Defects Engineering of Lightweight Metal–Organic Frameworks-Based Electrocatalytic Membrane for High-Loading Lithium–Sulfur Batteries
Sha Li, Jiande Lin, Yu Ding, Pan Xu, Xiangyang Guo, Weiming Xiong, De‐Yin Wu, Quanfeng Dong, Jiajia Chen, Li Zhang
Abstract
The sluggish kinetics and shuttle effect of lithium polysulfide intermediates are the major issues that retard the practical applications of lithium–sulfur (Li–S) batteries.
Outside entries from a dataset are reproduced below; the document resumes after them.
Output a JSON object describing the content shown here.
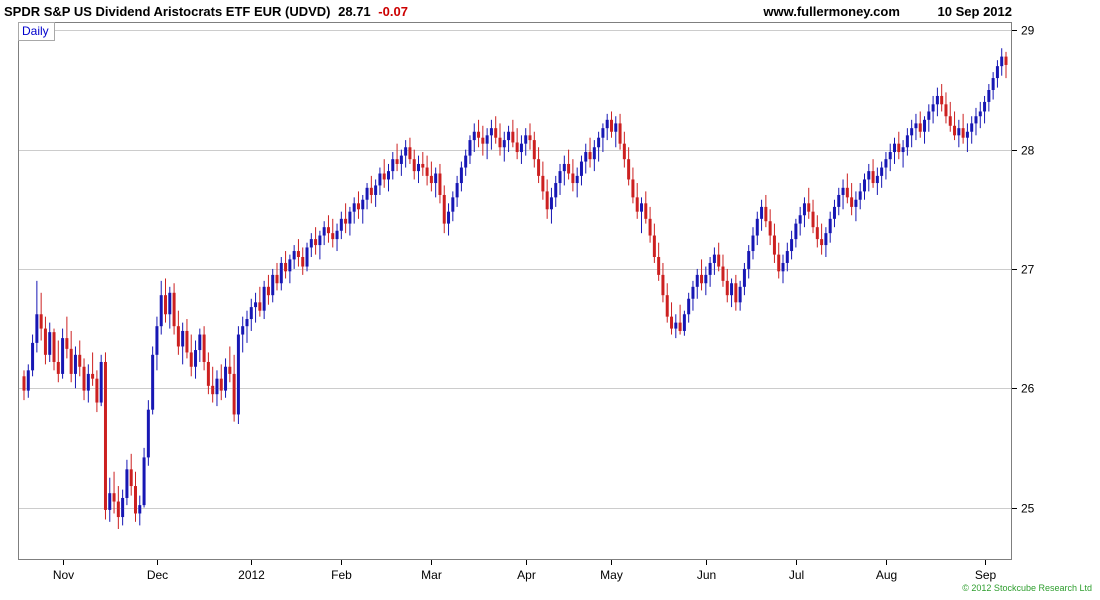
{
  "header": {
    "title": "SPDR S&P US Dividend Aristocrats ETF EUR (UDVD)",
    "last_price": "28.71",
    "change": "-0.07",
    "website": "www.fullermoney.com",
    "date": "10 Sep 2012"
  },
  "chart": {
    "frequency_label": "Daily",
    "copyright": "© 2012 Stockcube Research Ltd",
    "colors": {
      "up": "#1717b4",
      "down": "#cc2020",
      "grid": "#cccccc",
      "border": "#7f7f7f",
      "axis_text": "#000000",
      "daily_label": "#0000cc",
      "copyright_green": "#2e9e2e",
      "change_red": "#cc0000"
    }
  },
  "chart_data": {
    "type": "candlestick",
    "title": "SPDR S&P US Dividend Aristocrats ETF EUR (UDVD) 28.71 -0.07",
    "frequency": "Daily",
    "ylim": [
      24.56,
      29.07
    ],
    "y_ticks": [
      25,
      26,
      27,
      28,
      29
    ],
    "x_ticks": [
      {
        "label": "Nov",
        "index": 9
      },
      {
        "label": "Dec",
        "index": 31
      },
      {
        "label": "2012",
        "index": 53
      },
      {
        "label": "Feb",
        "index": 74
      },
      {
        "label": "Mar",
        "index": 95
      },
      {
        "label": "Apr",
        "index": 117
      },
      {
        "label": "May",
        "index": 137
      },
      {
        "label": "Jun",
        "index": 159
      },
      {
        "label": "Jul",
        "index": 180
      },
      {
        "label": "Aug",
        "index": 201
      },
      {
        "label": "Sep",
        "index": 224
      }
    ],
    "ohlc": [
      [
        26.1,
        26.15,
        25.9,
        25.98
      ],
      [
        25.98,
        26.2,
        25.92,
        26.15
      ],
      [
        26.15,
        26.45,
        26.1,
        26.38
      ],
      [
        26.38,
        26.9,
        26.3,
        26.62
      ],
      [
        26.62,
        26.8,
        26.4,
        26.5
      ],
      [
        26.5,
        26.6,
        26.2,
        26.28
      ],
      [
        26.28,
        26.55,
        26.22,
        26.47
      ],
      [
        26.47,
        26.5,
        26.15,
        26.22
      ],
      [
        26.22,
        26.4,
        26.05,
        26.12
      ],
      [
        26.12,
        26.5,
        26.08,
        26.42
      ],
      [
        26.42,
        26.6,
        26.25,
        26.33
      ],
      [
        26.33,
        26.48,
        26.05,
        26.12
      ],
      [
        26.12,
        26.35,
        26.0,
        26.28
      ],
      [
        26.28,
        26.4,
        26.1,
        26.18
      ],
      [
        26.18,
        26.25,
        25.9,
        25.98
      ],
      [
        25.98,
        26.2,
        25.88,
        26.12
      ],
      [
        26.12,
        26.3,
        26.02,
        26.08
      ],
      [
        26.08,
        26.15,
        25.8,
        25.88
      ],
      [
        25.88,
        26.28,
        25.85,
        26.22
      ],
      [
        26.22,
        26.3,
        24.9,
        24.98
      ],
      [
        24.98,
        25.25,
        24.88,
        25.12
      ],
      [
        25.12,
        25.3,
        24.95,
        25.05
      ],
      [
        25.05,
        25.18,
        24.82,
        24.92
      ],
      [
        24.92,
        25.15,
        24.85,
        25.08
      ],
      [
        25.08,
        25.4,
        25.02,
        25.32
      ],
      [
        25.32,
        25.45,
        25.1,
        25.18
      ],
      [
        25.18,
        25.3,
        24.88,
        24.95
      ],
      [
        24.95,
        25.1,
        24.85,
        25.02
      ],
      [
        25.02,
        25.5,
        25.0,
        25.42
      ],
      [
        25.42,
        25.9,
        25.35,
        25.82
      ],
      [
        25.82,
        26.35,
        25.78,
        26.28
      ],
      [
        26.28,
        26.6,
        26.15,
        26.52
      ],
      [
        26.52,
        26.9,
        26.45,
        26.78
      ],
      [
        26.78,
        26.92,
        26.55,
        26.62
      ],
      [
        26.62,
        26.85,
        26.5,
        26.8
      ],
      [
        26.8,
        26.88,
        26.45,
        26.52
      ],
      [
        26.52,
        26.65,
        26.28,
        26.35
      ],
      [
        26.35,
        26.55,
        26.2,
        26.48
      ],
      [
        26.48,
        26.58,
        26.25,
        26.3
      ],
      [
        26.3,
        26.45,
        26.1,
        26.18
      ],
      [
        26.18,
        26.4,
        26.08,
        26.32
      ],
      [
        26.32,
        26.5,
        26.22,
        26.45
      ],
      [
        26.45,
        26.52,
        26.15,
        26.22
      ],
      [
        26.22,
        26.3,
        25.95,
        26.02
      ],
      [
        26.02,
        26.18,
        25.88,
        25.95
      ],
      [
        25.95,
        26.15,
        25.85,
        26.08
      ],
      [
        26.08,
        26.2,
        25.9,
        25.98
      ],
      [
        25.98,
        26.25,
        25.92,
        26.18
      ],
      [
        26.18,
        26.35,
        26.05,
        26.12
      ],
      [
        26.12,
        26.28,
        25.72,
        25.78
      ],
      [
        25.78,
        26.52,
        25.7,
        26.45
      ],
      [
        26.45,
        26.6,
        26.3,
        26.52
      ],
      [
        26.52,
        26.65,
        26.38,
        26.58
      ],
      [
        26.58,
        26.75,
        26.48,
        26.68
      ],
      [
        26.68,
        26.8,
        26.55,
        26.72
      ],
      [
        26.72,
        26.85,
        26.6,
        26.65
      ],
      [
        26.65,
        26.9,
        26.58,
        26.85
      ],
      [
        26.85,
        26.95,
        26.7,
        26.78
      ],
      [
        26.78,
        27.0,
        26.72,
        26.95
      ],
      [
        26.95,
        27.05,
        26.82,
        26.88
      ],
      [
        26.88,
        27.1,
        26.82,
        27.05
      ],
      [
        27.05,
        27.15,
        26.92,
        26.98
      ],
      [
        26.98,
        27.12,
        26.88,
        27.08
      ],
      [
        27.08,
        27.2,
        27.0,
        27.15
      ],
      [
        27.15,
        27.25,
        27.02,
        27.1
      ],
      [
        27.1,
        27.18,
        26.95,
        27.02
      ],
      [
        27.02,
        27.22,
        26.98,
        27.18
      ],
      [
        27.18,
        27.3,
        27.1,
        27.25
      ],
      [
        27.25,
        27.35,
        27.12,
        27.2
      ],
      [
        27.2,
        27.32,
        27.08,
        27.28
      ],
      [
        27.28,
        27.4,
        27.2,
        27.35
      ],
      [
        27.35,
        27.45,
        27.22,
        27.3
      ],
      [
        27.3,
        27.42,
        27.18,
        27.25
      ],
      [
        27.25,
        27.38,
        27.15,
        27.32
      ],
      [
        27.32,
        27.48,
        27.25,
        27.42
      ],
      [
        27.42,
        27.55,
        27.3,
        27.38
      ],
      [
        27.38,
        27.52,
        27.28,
        27.48
      ],
      [
        27.48,
        27.6,
        27.38,
        27.55
      ],
      [
        27.55,
        27.65,
        27.42,
        27.5
      ],
      [
        27.5,
        27.62,
        27.38,
        27.58
      ],
      [
        27.58,
        27.72,
        27.5,
        27.68
      ],
      [
        27.68,
        27.78,
        27.55,
        27.62
      ],
      [
        27.62,
        27.75,
        27.52,
        27.7
      ],
      [
        27.7,
        27.85,
        27.62,
        27.8
      ],
      [
        27.8,
        27.92,
        27.68,
        27.75
      ],
      [
        27.75,
        27.88,
        27.65,
        27.82
      ],
      [
        27.82,
        27.98,
        27.75,
        27.92
      ],
      [
        27.92,
        28.05,
        27.82,
        27.88
      ],
      [
        27.88,
        28.0,
        27.78,
        27.95
      ],
      [
        27.95,
        28.08,
        27.85,
        28.02
      ],
      [
        28.02,
        28.1,
        27.88,
        27.92
      ],
      [
        27.92,
        28.0,
        27.75,
        27.82
      ],
      [
        27.82,
        27.95,
        27.72,
        27.88
      ],
      [
        27.88,
        27.98,
        27.78,
        27.85
      ],
      [
        27.85,
        27.95,
        27.7,
        27.78
      ],
      [
        27.78,
        27.9,
        27.65,
        27.72
      ],
      [
        27.72,
        27.85,
        27.6,
        27.8
      ],
      [
        27.8,
        27.88,
        27.55,
        27.62
      ],
      [
        27.62,
        27.7,
        27.3,
        27.38
      ],
      [
        27.38,
        27.55,
        27.28,
        27.48
      ],
      [
        27.48,
        27.65,
        27.4,
        27.6
      ],
      [
        27.6,
        27.78,
        27.52,
        27.72
      ],
      [
        27.72,
        27.9,
        27.65,
        27.85
      ],
      [
        27.85,
        28.0,
        27.78,
        27.95
      ],
      [
        27.95,
        28.12,
        27.88,
        28.08
      ],
      [
        28.08,
        28.22,
        27.98,
        28.15
      ],
      [
        28.15,
        28.25,
        28.02,
        28.1
      ],
      [
        28.1,
        28.2,
        27.95,
        28.05
      ],
      [
        28.05,
        28.18,
        27.92,
        28.12
      ],
      [
        28.12,
        28.25,
        28.0,
        28.18
      ],
      [
        28.18,
        28.28,
        28.05,
        28.1
      ],
      [
        28.1,
        28.22,
        27.95,
        28.02
      ],
      [
        28.02,
        28.15,
        27.9,
        28.08
      ],
      [
        28.08,
        28.2,
        27.98,
        28.15
      ],
      [
        28.15,
        28.25,
        28.02,
        28.06
      ],
      [
        28.06,
        28.18,
        27.92,
        27.98
      ],
      [
        27.98,
        28.12,
        27.88,
        28.05
      ],
      [
        28.05,
        28.18,
        27.95,
        28.12
      ],
      [
        28.12,
        28.22,
        28.0,
        28.08
      ],
      [
        28.08,
        28.15,
        27.85,
        27.92
      ],
      [
        27.92,
        28.02,
        27.72,
        27.78
      ],
      [
        27.78,
        27.9,
        27.58,
        27.65
      ],
      [
        27.65,
        27.75,
        27.42,
        27.5
      ],
      [
        27.5,
        27.68,
        27.38,
        27.6
      ],
      [
        27.6,
        27.78,
        27.52,
        27.72
      ],
      [
        27.72,
        27.88,
        27.62,
        27.82
      ],
      [
        27.82,
        27.95,
        27.7,
        27.88
      ],
      [
        27.88,
        28.0,
        27.75,
        27.8
      ],
      [
        27.8,
        27.92,
        27.65,
        27.72
      ],
      [
        27.72,
        27.85,
        27.6,
        27.78
      ],
      [
        27.78,
        27.95,
        27.7,
        27.9
      ],
      [
        27.9,
        28.05,
        27.8,
        27.98
      ],
      [
        27.98,
        28.1,
        27.85,
        27.92
      ],
      [
        27.92,
        28.08,
        27.82,
        28.02
      ],
      [
        28.02,
        28.15,
        27.9,
        28.1
      ],
      [
        28.1,
        28.22,
        27.98,
        28.18
      ],
      [
        28.18,
        28.3,
        28.08,
        28.25
      ],
      [
        28.25,
        28.32,
        28.1,
        28.15
      ],
      [
        28.15,
        28.28,
        28.02,
        28.22
      ],
      [
        28.22,
        28.3,
        28.0,
        28.05
      ],
      [
        28.05,
        28.15,
        27.85,
        27.92
      ],
      [
        27.92,
        28.02,
        27.7,
        27.75
      ],
      [
        27.75,
        27.85,
        27.55,
        27.6
      ],
      [
        27.6,
        27.72,
        27.42,
        27.48
      ],
      [
        27.48,
        27.6,
        27.3,
        27.55
      ],
      [
        27.55,
        27.65,
        27.38,
        27.42
      ],
      [
        27.42,
        27.52,
        27.22,
        27.28
      ],
      [
        27.28,
        27.38,
        27.05,
        27.1
      ],
      [
        27.1,
        27.22,
        26.9,
        26.95
      ],
      [
        26.95,
        27.05,
        26.72,
        26.78
      ],
      [
        26.78,
        26.88,
        26.55,
        26.6
      ],
      [
        26.6,
        26.72,
        26.45,
        26.5
      ],
      [
        26.5,
        26.62,
        26.42,
        26.55
      ],
      [
        26.55,
        26.7,
        26.45,
        26.48
      ],
      [
        26.48,
        26.65,
        26.44,
        26.62
      ],
      [
        26.62,
        26.8,
        26.55,
        26.75
      ],
      [
        26.75,
        26.9,
        26.65,
        26.85
      ],
      [
        26.85,
        27.0,
        26.75,
        26.95
      ],
      [
        26.95,
        27.08,
        26.82,
        26.88
      ],
      [
        26.88,
        27.02,
        26.78,
        26.95
      ],
      [
        26.95,
        27.1,
        26.85,
        27.05
      ],
      [
        27.05,
        27.18,
        26.95,
        27.12
      ],
      [
        27.12,
        27.22,
        26.98,
        27.02
      ],
      [
        27.02,
        27.12,
        26.85,
        26.9
      ],
      [
        26.9,
        27.0,
        26.72,
        26.78
      ],
      [
        26.78,
        26.92,
        26.68,
        26.88
      ],
      [
        26.88,
        26.95,
        26.65,
        26.72
      ],
      [
        26.72,
        26.9,
        26.65,
        26.85
      ],
      [
        26.85,
        27.05,
        26.78,
        27.0
      ],
      [
        27.0,
        27.2,
        26.92,
        27.15
      ],
      [
        27.15,
        27.35,
        27.08,
        27.28
      ],
      [
        27.28,
        27.48,
        27.2,
        27.42
      ],
      [
        27.42,
        27.58,
        27.32,
        27.52
      ],
      [
        27.52,
        27.62,
        27.35,
        27.4
      ],
      [
        27.4,
        27.5,
        27.2,
        27.28
      ],
      [
        27.28,
        27.38,
        27.05,
        27.12
      ],
      [
        27.12,
        27.22,
        26.92,
        26.98
      ],
      [
        26.98,
        27.12,
        26.88,
        27.05
      ],
      [
        27.05,
        27.22,
        26.98,
        27.15
      ],
      [
        27.15,
        27.32,
        27.08,
        27.25
      ],
      [
        27.25,
        27.42,
        27.18,
        27.38
      ],
      [
        27.38,
        27.52,
        27.28,
        27.45
      ],
      [
        27.45,
        27.6,
        27.35,
        27.55
      ],
      [
        27.55,
        27.68,
        27.42,
        27.48
      ],
      [
        27.48,
        27.58,
        27.3,
        27.35
      ],
      [
        27.35,
        27.45,
        27.18,
        27.25
      ],
      [
        27.25,
        27.38,
        27.12,
        27.2
      ],
      [
        27.2,
        27.35,
        27.1,
        27.3
      ],
      [
        27.3,
        27.48,
        27.22,
        27.42
      ],
      [
        27.42,
        27.58,
        27.35,
        27.52
      ],
      [
        27.52,
        27.68,
        27.45,
        27.62
      ],
      [
        27.62,
        27.75,
        27.5,
        27.68
      ],
      [
        27.68,
        27.8,
        27.55,
        27.6
      ],
      [
        27.6,
        27.72,
        27.45,
        27.52
      ],
      [
        27.52,
        27.65,
        27.4,
        27.58
      ],
      [
        27.58,
        27.72,
        27.5,
        27.65
      ],
      [
        27.65,
        27.8,
        27.58,
        27.75
      ],
      [
        27.75,
        27.88,
        27.65,
        27.82
      ],
      [
        27.82,
        27.92,
        27.68,
        27.72
      ],
      [
        27.72,
        27.85,
        27.62,
        27.78
      ],
      [
        27.78,
        27.9,
        27.68,
        27.85
      ],
      [
        27.85,
        27.98,
        27.75,
        27.92
      ],
      [
        27.92,
        28.05,
        27.82,
        27.98
      ],
      [
        27.98,
        28.1,
        27.88,
        28.05
      ],
      [
        28.05,
        28.15,
        27.92,
        27.98
      ],
      [
        27.98,
        28.08,
        27.85,
        28.02
      ],
      [
        28.02,
        28.18,
        27.95,
        28.12
      ],
      [
        28.12,
        28.25,
        28.02,
        28.18
      ],
      [
        28.18,
        28.3,
        28.08,
        28.22
      ],
      [
        28.22,
        28.32,
        28.1,
        28.15
      ],
      [
        28.15,
        28.28,
        28.05,
        28.25
      ],
      [
        28.25,
        28.38,
        28.15,
        28.32
      ],
      [
        28.32,
        28.45,
        28.22,
        28.38
      ],
      [
        28.38,
        28.52,
        28.28,
        28.45
      ],
      [
        28.45,
        28.55,
        28.32,
        28.38
      ],
      [
        28.38,
        28.48,
        28.22,
        28.28
      ],
      [
        28.28,
        28.4,
        28.15,
        28.2
      ],
      [
        28.2,
        28.32,
        28.08,
        28.12
      ],
      [
        28.12,
        28.25,
        28.02,
        28.18
      ],
      [
        28.18,
        28.3,
        28.05,
        28.1
      ],
      [
        28.1,
        28.22,
        27.98,
        28.15
      ],
      [
        28.15,
        28.28,
        28.05,
        28.22
      ],
      [
        28.22,
        28.35,
        28.12,
        28.28
      ],
      [
        28.28,
        28.4,
        28.18,
        28.32
      ],
      [
        28.32,
        28.45,
        28.22,
        28.4
      ],
      [
        28.4,
        28.55,
        28.32,
        28.5
      ],
      [
        28.5,
        28.65,
        28.42,
        28.6
      ],
      [
        28.6,
        28.75,
        28.52,
        28.7
      ],
      [
        28.7,
        28.85,
        28.62,
        28.78
      ],
      [
        28.78,
        28.82,
        28.6,
        28.71
      ]
    ]
  }
}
Herein, we introduce a defect engineering strategy to construct a defected-UiO-66-NH2-4/graphene electrocatalytic membrane (D-UiO-66-NH2-4/G EM) which could accelerate the conversion of lithium polysulfides in high sulfur loadings and low electrolyte/sulfur (E/S) ratio Li–S batteries. Metal–organic frameworks (UiO-66-NH2) can be directionally chemical engraved to form concave octahedra with abundant defects. According to electrocatalytic kinetics and DFT calculations studies, the D-UiO-66-NH2-4 architecture effectively provides ample sites to capture polysulfides via strong chemical affinity and effectively delivers electrocatalytic activity of polysulfide conversion. As a result, a Li–S battery with such an electrocatalytic membrane delivers a high capacity of 12.3 mAh cm–2 (1013 mAh g–1) at a sulfur loading up to 12.2 mg·S cm–2 under a lean electrolyte condition (E/S = 5 μL mg–1-sulfur) at 2.1 mA cm–2 (0.1 C). Moreover, a prototype soft package battery also exhibits excellent cycling stability with a maintained capacity of 996 mAh g–1 upon 100 cycles.